The Student Room Group
Reply 1
what about gradient function. need more detail.

i did one on gradient function where i had to use differentiation. If its the same one i can help.
Reply 2
confused?
what about gradient function. need more detail.

i did one on gradient function where i had to use differentiation. If its the same one i can help.


Er, well my teacher hasn't mentioned anything about differentiation. But anyway, we have to investigate the gradient function for the set of graphs y=ax with a little n as the integer.
Reply 3
You can approximate the gradient by drawing a tangent.

But you will get a more accurate answer if you use a calculator in the following way.

Say you want to know the gradient of the curve y = x^5 (ie, y = x raised to the power 5) when x = 3.

That gradient is approximately

[(3 + very small number)^5 - 3^5] / (very small number)

The "very small number" has to be the same in both places.

For example, you could calculate

(3.00001^5 - 3^5)/(0.00001) = 405.003
Reply 4
Jonny W
You can approximate the gradient by drawing a tangent.

But you will get a more accurate answer if you use a calculator in the following way.

Say you want to know the gradient of the curve y = x^5 (ie, y = x raised to the power 5) when x = 3.

That gradient is approximately

[(3 + very small number)^5 - 3^5] / (very small number)

The "very small number" has to be the same in both places.

For example, you could calculate

(3.00001^5 - 3^5)/(0.00001) = 405.003


Thanks for that!

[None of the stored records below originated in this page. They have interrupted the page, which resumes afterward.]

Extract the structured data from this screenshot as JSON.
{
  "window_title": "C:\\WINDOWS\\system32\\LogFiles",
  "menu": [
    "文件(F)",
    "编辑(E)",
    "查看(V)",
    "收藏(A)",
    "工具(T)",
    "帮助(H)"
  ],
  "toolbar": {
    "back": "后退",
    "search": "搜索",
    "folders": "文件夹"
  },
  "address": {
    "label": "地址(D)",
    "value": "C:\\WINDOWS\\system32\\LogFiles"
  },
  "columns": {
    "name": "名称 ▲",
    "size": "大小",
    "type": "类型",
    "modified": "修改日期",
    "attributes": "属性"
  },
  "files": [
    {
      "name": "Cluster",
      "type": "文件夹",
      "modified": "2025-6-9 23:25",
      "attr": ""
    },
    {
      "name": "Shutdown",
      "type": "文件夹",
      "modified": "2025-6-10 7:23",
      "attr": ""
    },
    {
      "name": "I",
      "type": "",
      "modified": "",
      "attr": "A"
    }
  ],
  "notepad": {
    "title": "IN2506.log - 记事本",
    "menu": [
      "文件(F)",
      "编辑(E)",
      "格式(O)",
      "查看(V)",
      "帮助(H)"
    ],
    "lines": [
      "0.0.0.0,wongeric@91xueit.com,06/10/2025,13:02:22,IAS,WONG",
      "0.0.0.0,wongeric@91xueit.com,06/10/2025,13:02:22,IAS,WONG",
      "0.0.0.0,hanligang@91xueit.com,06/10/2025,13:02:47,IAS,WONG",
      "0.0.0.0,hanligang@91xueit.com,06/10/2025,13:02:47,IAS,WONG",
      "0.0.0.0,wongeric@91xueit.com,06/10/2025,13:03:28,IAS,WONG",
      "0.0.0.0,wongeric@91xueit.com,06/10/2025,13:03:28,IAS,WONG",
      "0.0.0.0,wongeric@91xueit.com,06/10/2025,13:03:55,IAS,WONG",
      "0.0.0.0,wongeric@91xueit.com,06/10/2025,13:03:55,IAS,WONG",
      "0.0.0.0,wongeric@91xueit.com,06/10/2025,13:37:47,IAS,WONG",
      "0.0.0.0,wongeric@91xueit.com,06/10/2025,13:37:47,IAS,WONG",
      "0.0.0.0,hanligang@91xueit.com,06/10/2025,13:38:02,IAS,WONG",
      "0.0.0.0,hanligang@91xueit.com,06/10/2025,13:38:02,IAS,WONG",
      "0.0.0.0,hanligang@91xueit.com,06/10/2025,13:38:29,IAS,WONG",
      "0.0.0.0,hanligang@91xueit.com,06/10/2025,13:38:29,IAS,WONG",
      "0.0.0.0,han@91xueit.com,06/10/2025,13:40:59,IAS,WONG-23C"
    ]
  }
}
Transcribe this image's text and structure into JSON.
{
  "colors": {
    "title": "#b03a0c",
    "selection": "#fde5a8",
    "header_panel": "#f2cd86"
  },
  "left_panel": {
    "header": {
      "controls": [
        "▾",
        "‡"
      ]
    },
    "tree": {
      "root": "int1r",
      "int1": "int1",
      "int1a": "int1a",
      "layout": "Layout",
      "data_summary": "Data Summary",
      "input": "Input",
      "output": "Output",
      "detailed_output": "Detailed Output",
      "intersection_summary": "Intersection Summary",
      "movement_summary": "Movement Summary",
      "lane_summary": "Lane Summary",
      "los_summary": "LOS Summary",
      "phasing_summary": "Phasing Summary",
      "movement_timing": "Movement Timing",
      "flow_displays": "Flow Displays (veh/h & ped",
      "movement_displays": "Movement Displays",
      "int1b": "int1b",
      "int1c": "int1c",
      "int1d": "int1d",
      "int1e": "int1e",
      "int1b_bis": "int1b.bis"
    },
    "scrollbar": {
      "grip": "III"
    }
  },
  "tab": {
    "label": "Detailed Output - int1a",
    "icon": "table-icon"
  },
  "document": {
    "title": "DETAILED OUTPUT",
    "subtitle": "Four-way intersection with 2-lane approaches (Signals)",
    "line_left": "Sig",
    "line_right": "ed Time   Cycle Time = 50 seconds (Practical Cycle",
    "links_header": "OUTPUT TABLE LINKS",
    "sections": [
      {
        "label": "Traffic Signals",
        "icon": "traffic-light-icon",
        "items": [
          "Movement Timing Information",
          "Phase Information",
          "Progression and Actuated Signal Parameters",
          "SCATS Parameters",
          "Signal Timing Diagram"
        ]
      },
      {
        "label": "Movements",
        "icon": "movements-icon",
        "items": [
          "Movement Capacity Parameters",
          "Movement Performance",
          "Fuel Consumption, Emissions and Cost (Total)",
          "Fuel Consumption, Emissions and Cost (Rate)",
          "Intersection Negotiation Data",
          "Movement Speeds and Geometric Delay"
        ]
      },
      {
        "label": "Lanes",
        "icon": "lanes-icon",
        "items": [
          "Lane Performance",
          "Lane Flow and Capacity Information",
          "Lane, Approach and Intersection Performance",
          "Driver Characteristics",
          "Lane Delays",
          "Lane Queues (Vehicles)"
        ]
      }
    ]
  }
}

At the moment I am drawing the graphs for y=x², y=x³, y=2x², y=x³, etc and then finding the gradient from them by drawing a tangent to the curve. What I don't understand is how to find the pattern, which is what we are supposed to do now.
Reply 5
Melanie47
Thanks for that! At the moment I am drawing the graphs for y=x2, y=x3, y=2x2, y=x3, etc and then finding the gradient from them by drawing a tangent to the curve. What I don't understand is how to find the pattern, which is what we are supposed to do now.


The pattern for y = x^2 is easy to spot - if you're good at drawing tangents (or use the calculator method).

x | gradient of curve at x
-------------------------
0 | 0
1 | 2
2 | 4
3 | 6
4 | 8
5 | 10
Reply 6
Jonny W
The pattern for y = x^2 is easy to spot - if you're good at drawing tangents (or use the calculator method).

x | gradient of curve at x
-------------------------
0 | 0
1 | 2
2 | 4
3 | 6
4 | 8
5 | 10


Heh... I feel like a real fool now. I'm not very good at drawing tangents :redface:

ETA: Hope you don't mind if I decide to pm you later if I need some more help :smile:
Reply 7
I really need help with this coursework :frown: If anybody could pm me with any help that would be great!
Reply 8
Please! I really need help with this!
Reply 9
Have you found the pattern for y = x^3 ?
Reply 10
Jonny W
Have you found the pattern for y = x^3 ?


I've found the patterns... it's just the formulae I'm having trouble coming up with.
Reply 11
What pattern have you found for y = x^3 ?